Kemungkinan lain adalah terkait persoalan legalitas. Untuk acara yang sejatinya komersil ini tentu pihak produksi harus mendapatkan izin lisensi untuk menggunakan visual dari masing-masing developer atau penerbit gamenya. Dan nampaknya mereka lebih memilih untuk tidak ambil pusing dengan memanfaatkan AI sebagai alternatifnya.

Saya hanya bisa berharap kedepannya pihak produksi lebih bijak dalam mengambil keputusan dan tidak lagi memanfaatkan AI sebagai jalan pintas, mengingat bahwa Indonesia sendiri tidak kekurangan para seniman maupun kreator lokal yang berkualitas.

Satu kekecewaan lain, atau lebih tepatnya ekspektasi yang tidak terpenuhi adalah tidak terpilihnya trek lagu “You’re Not Alone” dari Final Fantasy IX. Yang mana pada akhirnya saya dengarkan versi loop berdurasi satu jamnya selama perjalanan pulang.

Tetap sukses dibuat nostalgia

Tentu saya akan mengakhiri tulisan ini dengan hal positif.
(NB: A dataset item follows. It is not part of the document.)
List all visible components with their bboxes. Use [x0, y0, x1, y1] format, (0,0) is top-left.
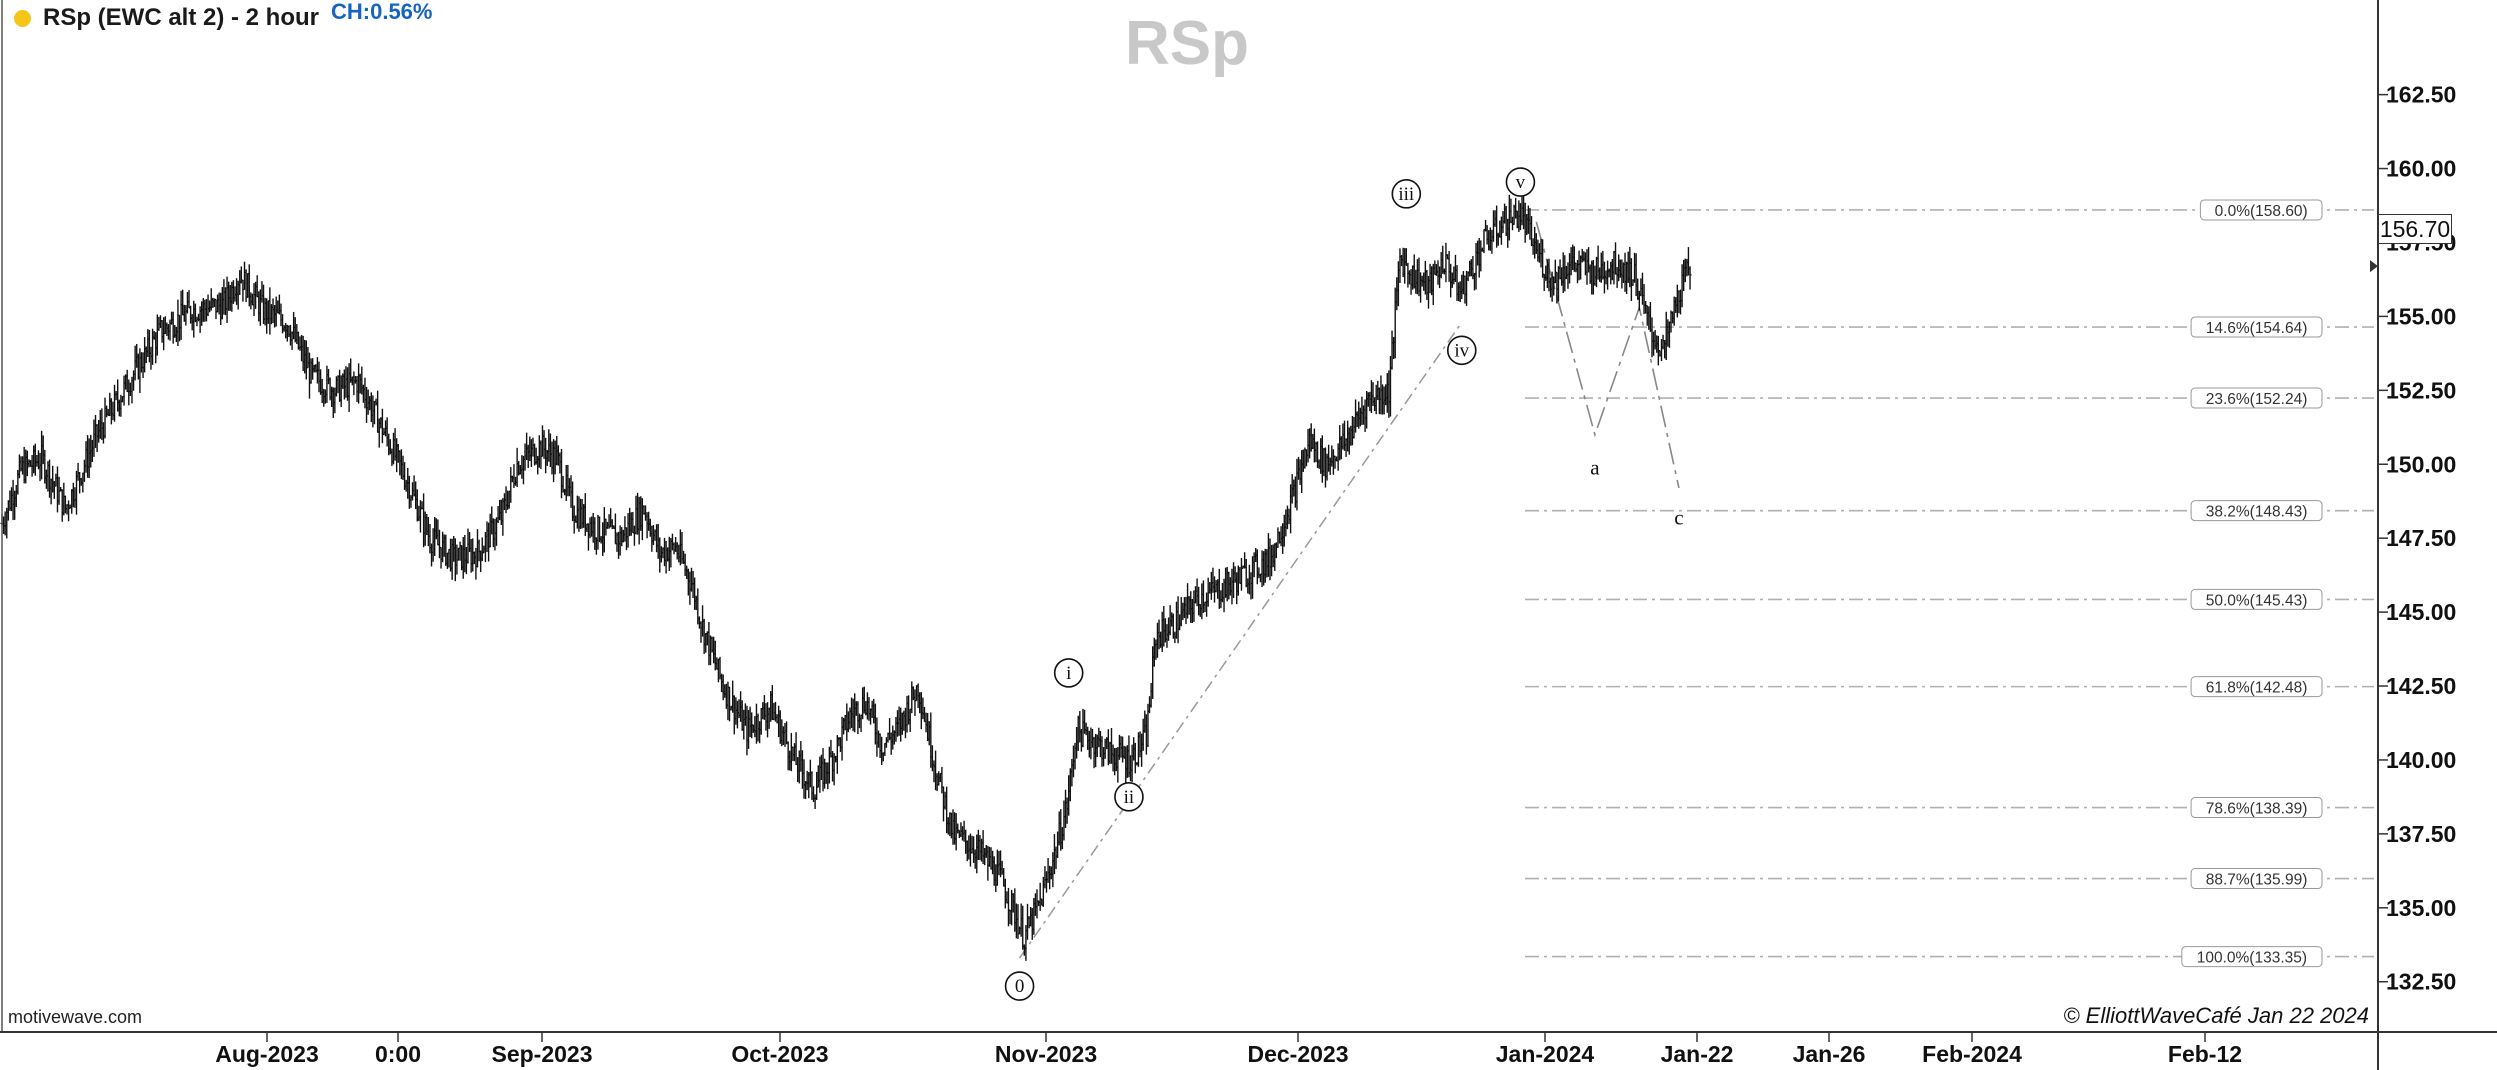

Seperti yang telah disebutkan sebelumnya, saya tetap puas dengan konser video game yang dibawakan om Addie beserta Twilite Orchestra. Tidak hanya menghibur, tapi saya yakin semua penontonnya sukses dibuat nostalgia dengan trek-trek lagu yang dimainkan.

Konser berakhir dengan standing ovation dari para audiens

Jika boleh memilih, beberapa performansi yang secara khusus berhasil membuat saya merinding dan bergetar adalah: (1) tema PUBG yang siapa sangka bisa se-banger itu, (2) Baka Mitai karena suara vokalisnya yang berat nan merdu sangat cocok dengan lagunya, (3) Divinity I (Final Fantasy VII) dan Liberi Fatali (Final Fantasy VIII) berkat performansi choir-nya yang sangat epic, (5) dan tentu saja One Winged Angel di encore yang kalau kata anak muda zaman now: “pecah!”.

Sebenar-nya saya tidak ingin merekam atau mengambil gambar karena sejatinya saya ingin sepenuhnya fokus pada konser yang berlangsung. Namun mengingat konser video game lokal ini mungkin tidak akan hadir dalam satu dekade kedepan, maka saya memutuskan untuk merekam beberapa lagu agar dunia dan teman-teman normies saya mengenal musik video game.

Berikut cuplikan untuk Baka Mitai, tema waralaba Final Fantasy, dan One Winged Angel (bukan encore, kalo yang encore lebih keren tapi sengaja tidak saya rekam, hehe).

Satu hal yang saya bisa katakan, menyaksikan lewat video seperti di atas tetap tidak akan sama dengan mendengarkan langsung ditempat. Sehingga saya berharap teman-teman penggemar video game, terutama yang sangat menyukai musik-musik di dalamnya suatu saat dapat menyaksikan secara langsung orkestra video game dan merasakan hal yang sama.

Akhir kata akhir cerita, tercoret sudah satu poin dari daftar bucket list saya.